Nós, povo preto de todo o País, temos a expectativa de reconstrução das políticas de reparação histórica tão sonhadas, de atenção à juventude preta e de reconhecimento que a pauta preta não pode ser um pequeno recorte, baseado no fato que 56% da população é negra. Marina Silva, no Ministério do Meio Ambiente, não vai deixar a “boiada passar’’, devido a sua dedicação ao patrimônio ambiental do Brasil, para corrigir erros significativos dos últimos anos. Chamo atenção para a ministra Sônia Guajajara, mesmo sendo contraditório pensar que, em 2023, ela será a primeira ministra dos povos indígenas.

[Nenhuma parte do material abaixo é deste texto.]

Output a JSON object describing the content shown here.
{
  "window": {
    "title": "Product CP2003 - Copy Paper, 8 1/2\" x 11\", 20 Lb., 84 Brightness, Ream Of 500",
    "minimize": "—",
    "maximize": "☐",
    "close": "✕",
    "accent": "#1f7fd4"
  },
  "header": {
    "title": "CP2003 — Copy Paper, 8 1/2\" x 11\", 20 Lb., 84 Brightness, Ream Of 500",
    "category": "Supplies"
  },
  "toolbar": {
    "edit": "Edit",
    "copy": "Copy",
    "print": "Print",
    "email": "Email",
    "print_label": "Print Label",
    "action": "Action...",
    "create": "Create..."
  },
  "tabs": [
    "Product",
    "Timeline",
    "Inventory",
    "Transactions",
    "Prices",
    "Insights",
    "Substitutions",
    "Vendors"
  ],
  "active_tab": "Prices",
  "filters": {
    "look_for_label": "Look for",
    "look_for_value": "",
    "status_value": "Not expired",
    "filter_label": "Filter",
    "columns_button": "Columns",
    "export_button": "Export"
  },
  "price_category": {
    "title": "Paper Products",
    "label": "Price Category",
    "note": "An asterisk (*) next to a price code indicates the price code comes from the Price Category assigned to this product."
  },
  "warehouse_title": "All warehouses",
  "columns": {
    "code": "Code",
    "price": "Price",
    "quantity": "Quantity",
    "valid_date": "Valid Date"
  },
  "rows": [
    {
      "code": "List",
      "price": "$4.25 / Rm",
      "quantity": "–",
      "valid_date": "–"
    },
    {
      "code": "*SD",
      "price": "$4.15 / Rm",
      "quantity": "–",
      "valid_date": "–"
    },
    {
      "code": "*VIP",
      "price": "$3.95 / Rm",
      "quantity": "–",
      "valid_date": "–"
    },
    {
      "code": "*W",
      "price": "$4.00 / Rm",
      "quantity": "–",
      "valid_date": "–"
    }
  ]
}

Somente na atualidade os primeiros habitantes desta terra tenham papel de fala como ministros e representatividade de fato na elaboração de políticas públicas para o seu povo. Provavelmente a criação do Ministério dos Povos Indígenas seja uma das ações políticas mais decentes que poderemos acompanhar no curso da história contemporânea.
Não repetirei erros do passado ao invisibilizar a contribuição dos outros protagonistas desta história, por serem homens ou mulheres brancas. Mas lembro a todos os leitores que estes grupos já têm seus direitos adquiridos e gozam deles com a devida proteção, e a dita igualdade. Tenho ciência que ainda a maioria da equipe são homens, brancos, cis, de familias tradicionais, que não compartilham das mesmas demandas que muitos de nós, mas meu alento é pensar que em outros tempos eles seriam os únicos detentores do poder e hoje o poder está partilhado por outros saberes. Não somos ingênuos a ponto de pensar que tudo será resolvido, e muitos vão questionar a capacidade de mudança, possíveis rupturas, desistências e alta pressão. Fatos pertinentes ao processo, com possibilidades reais de acontecer, no entanto, vou me apegar à alegria do momento, vou festejar à vontade de mudar e vou ter esperança naquilo que vejo. Asé!